Спас меня офицер из нашего отдела, лейтенант Гусев, молодой, смекалистый парнишка. Оказывается, он негласно меня страховал, и когда немцы «закрыли» меня, сразу почувствовал неладное, поднялся на вышку и с расстояния ста метров первым же выстрелом попал в этого «героя рейха». Посмотрели документы у убитого, думали эсэсовец, а оказался военфельдшером…
После войны вам не предлагали офицерскую карьеру в контрразведке?
Как вообще складывалась ваша жизнь в послевоенное время?

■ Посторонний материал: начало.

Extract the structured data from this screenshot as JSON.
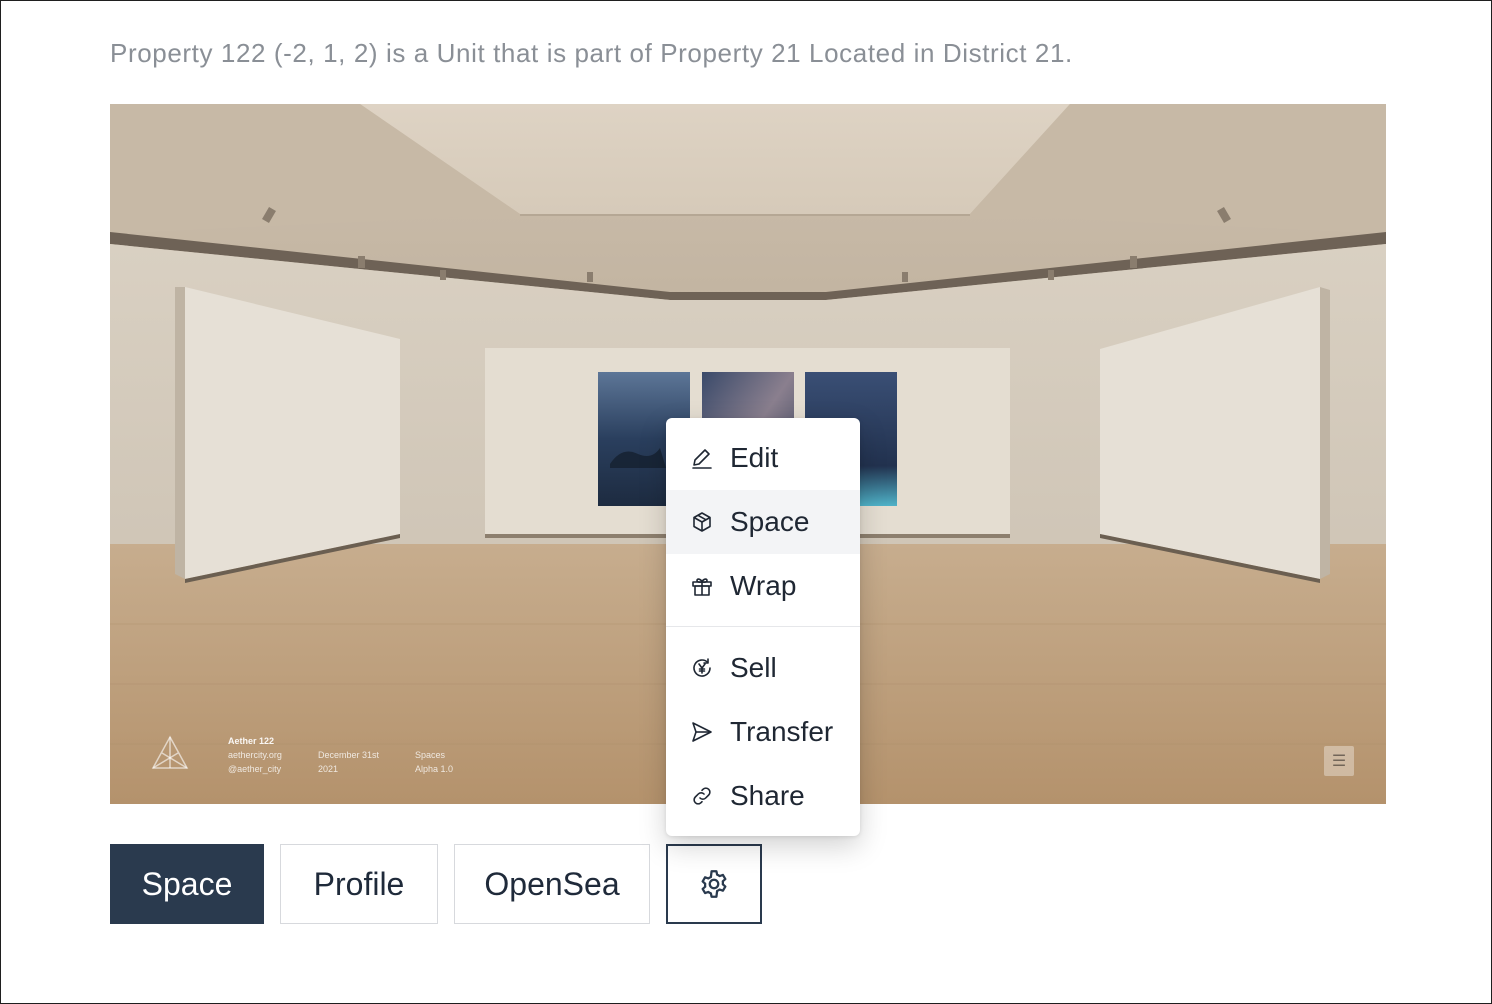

Предлагали, даже хотели послать на офицерские курсы, но я как мог откручивался от таких предложений, так как не хотел служить в Смерше по многим причинам, но в первую очередь опасался, что когда станут дотошно изучать мое личное дело уже «в мирных условиях», то факт сокрытия «непролетарского социального происхождения» мне дорого обойдется.
В 1946 году в Группе оккупационных войск в Германии стали довольно интенсивно арестовывать евреев, обычно из бывших «западников», им вменяли в вину измену Родине, якобы за намерение сбежать в Палестину через американскую оккупационную зону, и когда одного такого, старшего сержанта, провели под конвоем мимо меня, я понял, что и меня в любой момент могут вот так арестовать и обвинить в чем угодно…
Я попадал под указ о демобилизации из армии как бывший студент, но уйти на гражданку получилось только в 1946 году. Незадолго до этого брат написал мне письмо — «… если надумаешь демобилизоваться, поезжай в Москву, к родителям моей жены, они тебя примут…» Так я и сделал. В Смерше мне выдали справку, что я служил переводчиком в отделе контрразведки, и на прощание капитан Мордвинов вдруг произнес: «Если тебе на гражданке не понравится, то в течение месяца ты можешь вернуться к нам»…
Поехал в Москву, решил поступить на учебу в Институт иностранных языков.
Ректор при приеме посмотрел на меня: «А вы вообще советский гражданин?»… Я был одет в приличный заграничный костюм, привезенный из Германии, и это его озадачило, так как подавляющее большинство демобилизованных еще долго донашивали кителя и гимнастерки. Приняли меня в иняз без долгой волокиты: демобилизованный фронтовик, орденоносец, знает несколько языков, бывший студент, раз в Смерше служил, значит, проверен и благонадежен, так что тут не к чему было докопаться, по закону обязаны были зачислить.
Я стал студентом 1-го курса немецкого отделения Института иностранных языков.
В группе 15 человек — почти все студенты были из семей профессуры или посольской номенклатуры, но были и дети крупных руководителей страны, со мной в одной группе училась, например, дочь министра тяжелой промышленности Малышева. Из нашей группы готовили референтов. На всю группу — только двое «без роду и племени», не имеющих отношения к элите: я и еще один парень — еврей, из бывших диверсантов, мой одногодок, кавалер нескольких орденов. Это был молчаливый, совсем седой парень, и как-то в откровенном разговоре он мне сказал, что три года провоевал в немецком тылу.